You've just been assigned your first business trip to Paris. And if you have a spare moment you'd like to take in some Picassos and pick up some cologne for your boyfriend. Where should you look for information?

Or suppose it's Paris, Texas, not Paris, France. And you're jonesing for some real barbecue. Where's the place all the locals go?

Not long ago, a traveller s choices were pretty limited. There were the noted three F's: Fielding, Fodor and Frommer, and a bit more recently, the Let's Go guides. For the off-the-beaten-track locales, the Lonely Planet guides were the place to turn.

Well, it's 1995, not 1965, and the prices they have been a changing.

Unfortunately, Europe on $5 a day has become $5 for a croissant in a Right Bank cafe. Fortunately, the three F's have plenty of competition at both the high and low ends of the travel markets.

This proliferation of guides of all types and in all shapes and sizes leads to one very general rule: Unless you have only the most cursory interest in a particular place, or have only enough time to hit one museum and one restaurant, be prepared to buy more than one guide and to read more than one guide. The important information, whether it's where to eat, drink, sleep, shop or a region's local history, is now spread out over dozens of guides. Some are published internationally, others are compiled in the U.S., and an increasing number are published by regional, smaller presses.

The traveller can start easily with travel writing. A category distinct from guides and one whose origins date back millenia, way back to Herodotus' time. You can get a feeling of atmosphere, or "overthereness", which even the best guides cannot provide.

Until recent times, when the number of world travellers was much smaller, this travel writing was far more popular than it is now. Sadly, some of the truly marvelous books, like those of Richard Haliburton, are long out of print. Nevertheless the genre survives with writers such as Ian Buruma, Jeff Greenwald and Pico Iyer. Recently, Doubleday published Ina Caro's The Road from the Past, which is a combination of travelogue and history taken across the geographical and historical length of France. Perhaps most cheering to those who really want to get a sampling of recent writings about possible destinations, there is the new series Traveler's Tales, published by O'Reilly & Associates. The first three volumes covers Thailand, Mexico and India. Future titles will include France, Germany, the Czech Republic and Australia.

Suitably armed with some literary impressions of your perspective destination, the dedicated traveller is ready to tackle the maze of guides. Part of negotiating the sheer number of guide choices if making a clear assessment of what kind of traveller you are, or want to be.

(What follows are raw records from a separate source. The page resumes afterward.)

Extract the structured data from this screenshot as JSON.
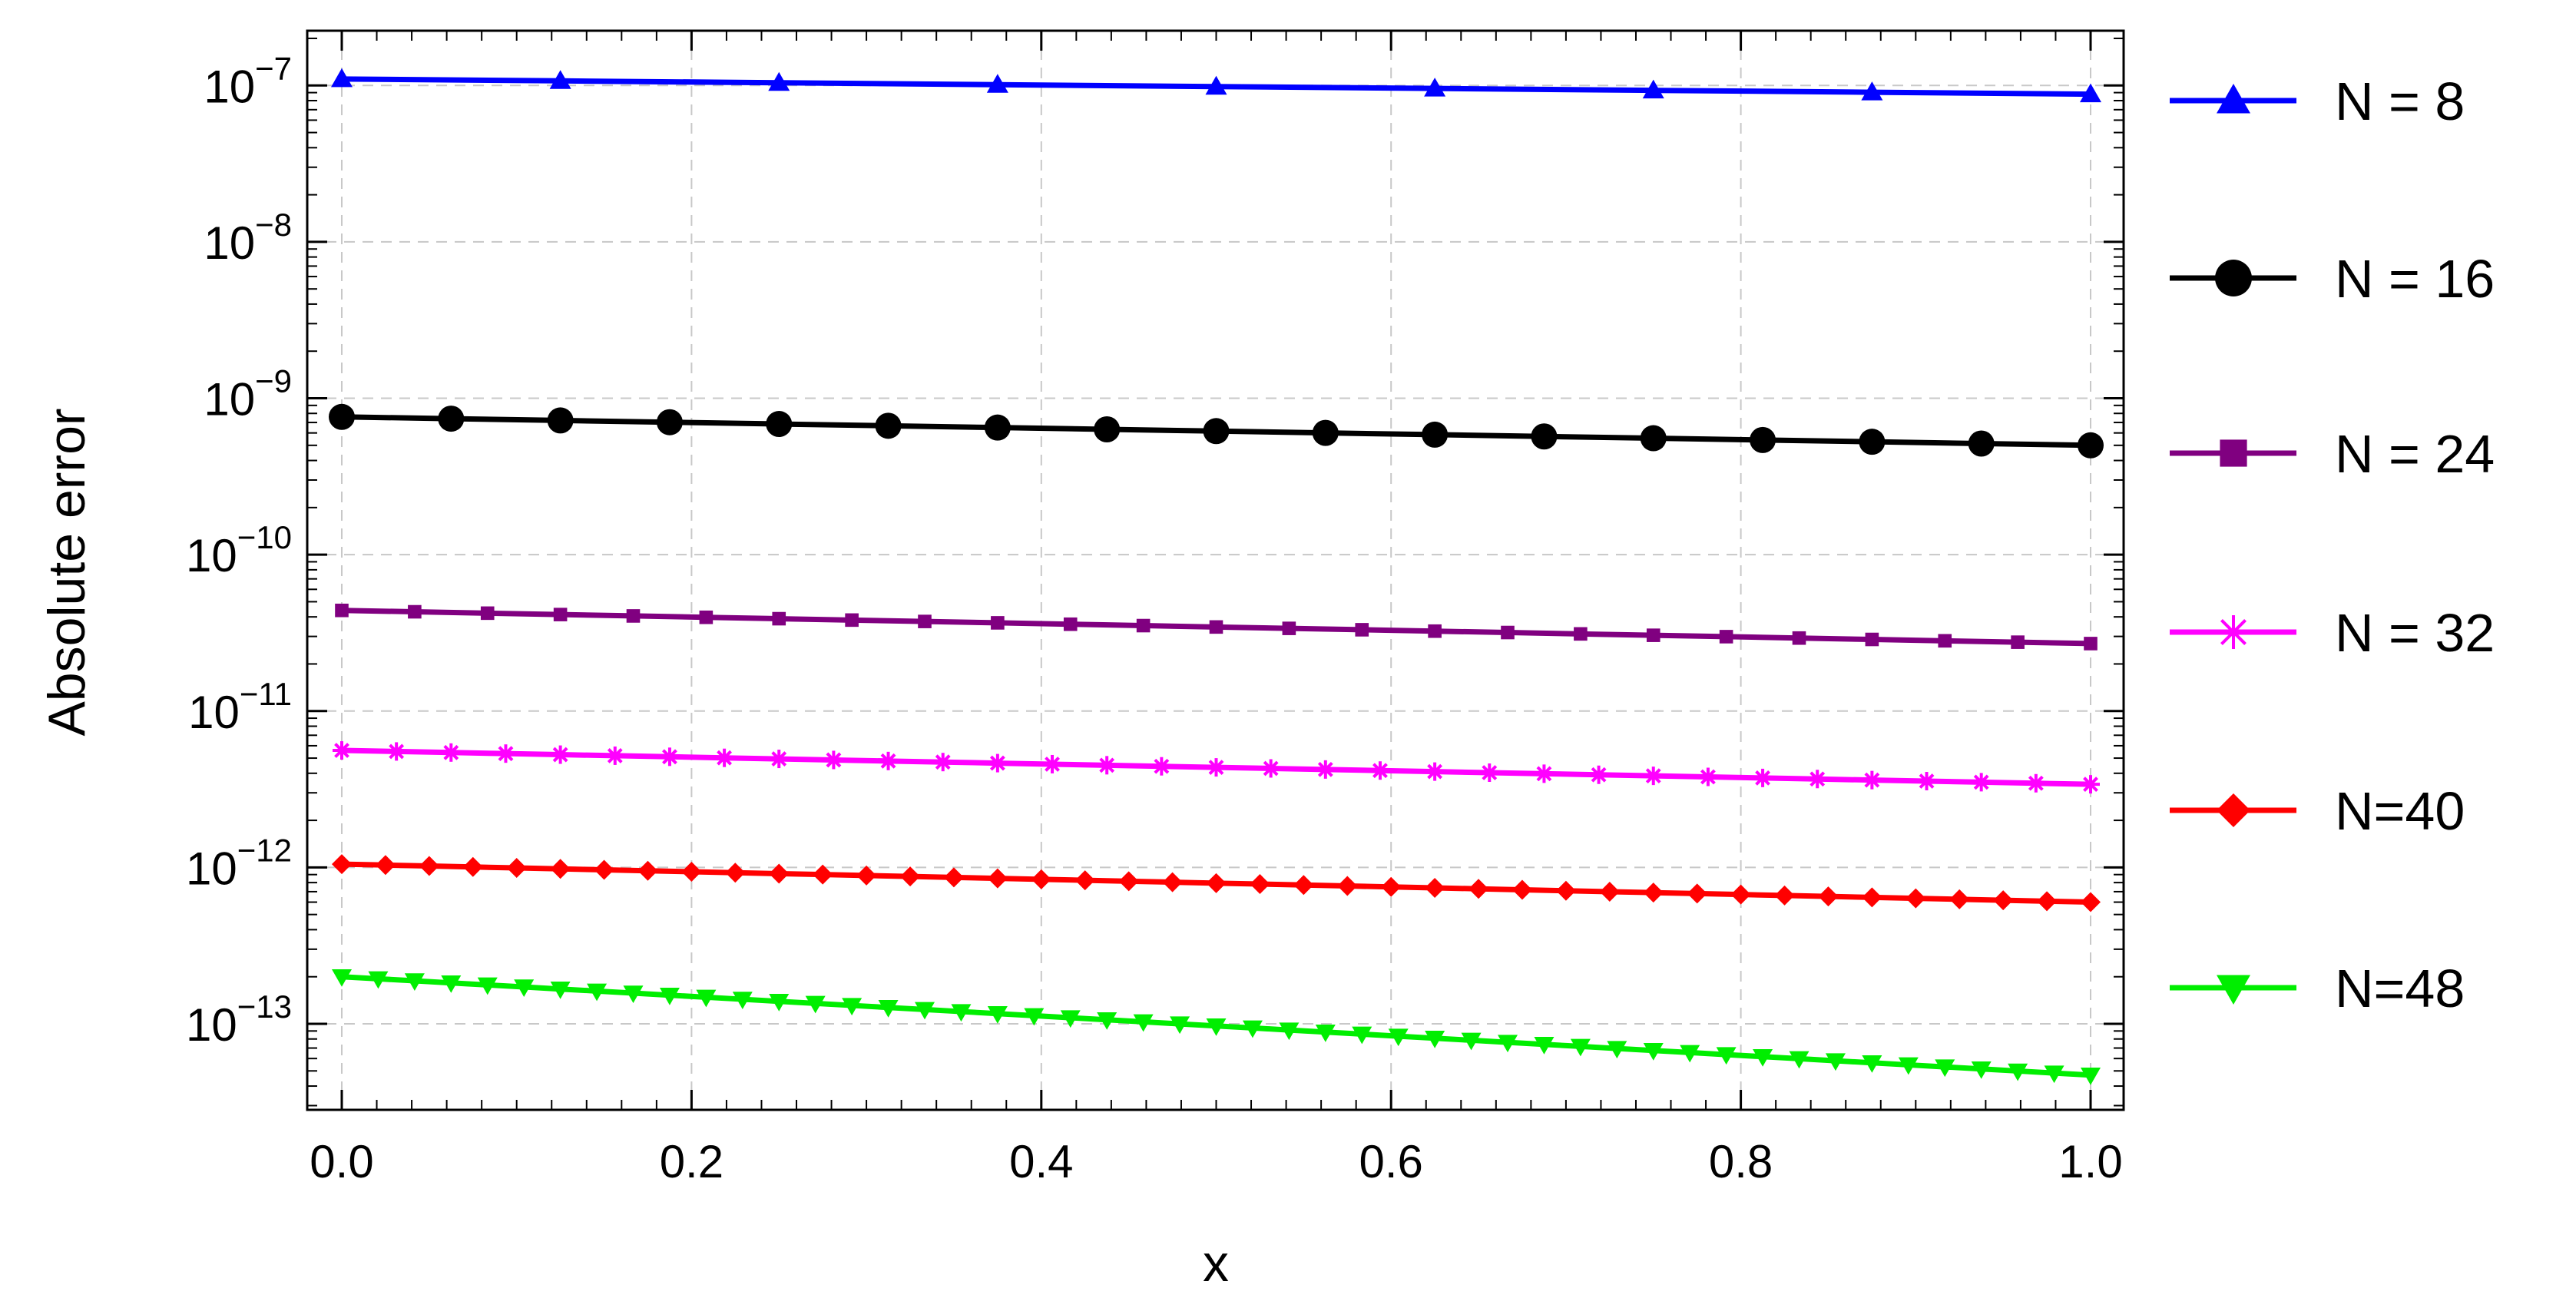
{
  "chart_data": {
    "type": "line",
    "xlabel": "x",
    "ylabel": "Absolute error",
    "xlim": [
      0,
      1
    ],
    "ylim_log10": [
      -13.55,
      -6.65
    ],
    "y_scale": "log",
    "grid": true,
    "grid_style": "dashed",
    "legend_position": "right",
    "x_ticks": [
      "0.0",
      "0.2",
      "0.4",
      "0.6",
      "0.8",
      "1.0"
    ],
    "y_ticks": [
      {
        "base": "10",
        "exp": "−7"
      },
      {
        "base": "10",
        "exp": "−8"
      },
      {
        "base": "10",
        "exp": "−9"
      },
      {
        "base": "10",
        "exp": "−10"
      },
      {
        "base": "10",
        "exp": "−11"
      },
      {
        "base": "10",
        "exp": "−12"
      },
      {
        "base": "10",
        "exp": "−13"
      }
    ],
    "series": [
      {
        "name": "N = 8",
        "color": "#0000ff",
        "marker": "triangle-up",
        "x_start": 0,
        "x_end": 1,
        "y_start": 1.1e-07,
        "y_end": 8.8e-08
      },
      {
        "name": "N = 16",
        "color": "#000000",
        "marker": "circle",
        "x_start": 0,
        "x_end": 1,
        "y_start": 7.6e-10,
        "y_end": 5e-10
      },
      {
        "name": "N = 24",
        "color": "#800080",
        "marker": "square",
        "x_start": 0,
        "x_end": 1,
        "y_start": 4.4e-11,
        "y_end": 2.7e-11
      },
      {
        "name": "N = 32",
        "color": "#ff00ff",
        "marker": "star",
        "x_start": 0,
        "x_end": 1,
        "y_start": 5.6e-12,
        "y_end": 3.4e-12
      },
      {
        "name": "N=40",
        "color": "#ff0000",
        "marker": "diamond",
        "x_start": 0,
        "x_end": 1,
        "y_start": 1.05e-12,
        "y_end": 6e-13
      },
      {
        "name": "N=48",
        "color": "#00ee00",
        "marker": "triangle-down",
        "x_start": 0,
        "x_end": 1,
        "y_start": 2e-13,
        "y_end": 4.7e-14
      }
    ]
  }
}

For example, if you are flying to Paris but will spend six days of tense negotiations in a 50th floor office of the Tour Montparnasse, and taking in the culture means taking a 15 minute Cafe Noir break, then ParisWalks is for you. This a series that includes, among others, Beijing, Berlin, Florence, London, Prague and Jerusalem.

For a bit more depth, the Access Guides the series includes Hawaii, London, Los Angeles, San Francisco, Seattle, Washington, D.C. and several European cities as well. If all the time you have is a few hours, or, conversely, if you have a lot of time and plan to walk a lot, a title from either of these series will serve you well.